Le projet tel que présenté aurait, soutient la commission, une incidence
majeure sur l'agriculture.
Certes, cette décision préliminaire réjouit les opposants à Rabaska,
mais ces derniers doivent encore faire la preuve qu'il n'y a aucun autre
secteur sur lequel le port méthanier pourrait être aménagé, et où les
conséquences sur l'agriculture seraient négligeables.

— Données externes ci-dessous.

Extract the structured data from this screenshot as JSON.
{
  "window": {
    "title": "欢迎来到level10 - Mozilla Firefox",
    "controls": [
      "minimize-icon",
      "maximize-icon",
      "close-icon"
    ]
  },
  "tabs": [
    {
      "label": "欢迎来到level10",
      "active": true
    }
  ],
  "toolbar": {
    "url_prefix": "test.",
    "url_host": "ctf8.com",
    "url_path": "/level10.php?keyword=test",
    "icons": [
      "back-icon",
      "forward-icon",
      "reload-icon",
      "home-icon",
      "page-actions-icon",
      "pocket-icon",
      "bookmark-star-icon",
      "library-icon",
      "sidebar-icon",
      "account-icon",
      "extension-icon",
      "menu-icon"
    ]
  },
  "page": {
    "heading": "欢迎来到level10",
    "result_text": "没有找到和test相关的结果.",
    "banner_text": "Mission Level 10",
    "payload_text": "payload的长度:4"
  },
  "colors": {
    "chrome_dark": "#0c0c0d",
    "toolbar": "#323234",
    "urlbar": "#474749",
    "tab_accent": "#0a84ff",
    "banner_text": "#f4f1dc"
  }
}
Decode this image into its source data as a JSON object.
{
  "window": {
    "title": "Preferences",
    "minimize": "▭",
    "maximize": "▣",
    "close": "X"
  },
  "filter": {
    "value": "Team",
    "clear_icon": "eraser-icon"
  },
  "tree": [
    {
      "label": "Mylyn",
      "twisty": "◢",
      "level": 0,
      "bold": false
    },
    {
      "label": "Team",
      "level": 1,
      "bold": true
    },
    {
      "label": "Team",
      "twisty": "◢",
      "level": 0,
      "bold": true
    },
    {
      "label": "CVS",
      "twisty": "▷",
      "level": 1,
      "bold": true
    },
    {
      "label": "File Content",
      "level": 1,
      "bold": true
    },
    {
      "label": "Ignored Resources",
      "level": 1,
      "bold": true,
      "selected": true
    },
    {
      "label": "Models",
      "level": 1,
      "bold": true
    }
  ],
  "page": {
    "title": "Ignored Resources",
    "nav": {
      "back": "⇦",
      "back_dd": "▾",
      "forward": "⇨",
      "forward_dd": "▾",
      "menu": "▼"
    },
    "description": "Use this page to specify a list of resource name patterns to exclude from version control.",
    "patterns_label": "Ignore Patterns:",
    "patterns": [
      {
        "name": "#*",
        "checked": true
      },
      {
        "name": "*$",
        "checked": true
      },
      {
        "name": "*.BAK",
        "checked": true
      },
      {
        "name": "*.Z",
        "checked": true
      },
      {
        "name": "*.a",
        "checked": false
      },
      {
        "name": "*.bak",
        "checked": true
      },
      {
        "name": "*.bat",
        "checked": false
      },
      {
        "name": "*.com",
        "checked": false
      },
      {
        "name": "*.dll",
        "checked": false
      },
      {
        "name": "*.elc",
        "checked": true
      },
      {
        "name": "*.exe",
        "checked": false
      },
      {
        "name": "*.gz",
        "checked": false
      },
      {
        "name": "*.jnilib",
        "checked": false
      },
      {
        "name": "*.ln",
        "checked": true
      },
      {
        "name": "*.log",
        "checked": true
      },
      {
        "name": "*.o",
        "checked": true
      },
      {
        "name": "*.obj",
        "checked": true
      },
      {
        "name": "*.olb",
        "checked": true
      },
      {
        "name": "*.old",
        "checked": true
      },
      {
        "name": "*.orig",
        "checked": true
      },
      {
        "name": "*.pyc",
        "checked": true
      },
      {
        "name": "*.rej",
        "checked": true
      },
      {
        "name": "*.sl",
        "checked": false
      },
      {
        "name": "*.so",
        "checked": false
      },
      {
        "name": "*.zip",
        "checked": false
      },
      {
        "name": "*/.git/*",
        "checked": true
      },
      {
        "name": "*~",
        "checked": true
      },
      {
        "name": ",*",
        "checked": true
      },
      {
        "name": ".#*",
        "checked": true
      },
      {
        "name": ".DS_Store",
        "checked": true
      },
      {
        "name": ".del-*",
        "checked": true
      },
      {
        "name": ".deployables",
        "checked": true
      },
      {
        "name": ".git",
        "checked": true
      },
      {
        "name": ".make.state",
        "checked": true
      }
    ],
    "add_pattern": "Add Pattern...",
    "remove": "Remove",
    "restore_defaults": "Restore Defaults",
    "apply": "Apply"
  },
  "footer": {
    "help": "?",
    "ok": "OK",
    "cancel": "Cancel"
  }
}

Selon le
porte-parole de Rabaska, Simon Poitras, cela ne devrait pas poser
problème.
« Nous allons donner davantage d'information à la CPTAQ et nous croyons
que nous pourrons aller de l'avant comme prévu », a-t-il affirmé.
De son côté, l'avocat Paul Langevin, qui représente des résidents du
secteur convoité par les promoteurs du projet Rabaska, félicite la
commission pour avoir apporté une nouvelle facette au débat.
« On s'est attaqué souvent, récemment, à l'indépendance du BAPE.
J'applaudis que la Commission du territoire agricole, elle, ne se soit
pas attaquée à ce niveau-là et ait rendu une décision qui est conforme à
sa loi », a-t-il déclaré.
En ce qui concerne la Ville de Lévis, elle a préféré s'abstenir de
commenter la décision avant d'en avoir scrupuleusement évalué la portée.
Elle dispose maintenant de 30 jours pour offrir une solution de rechange
à la commission.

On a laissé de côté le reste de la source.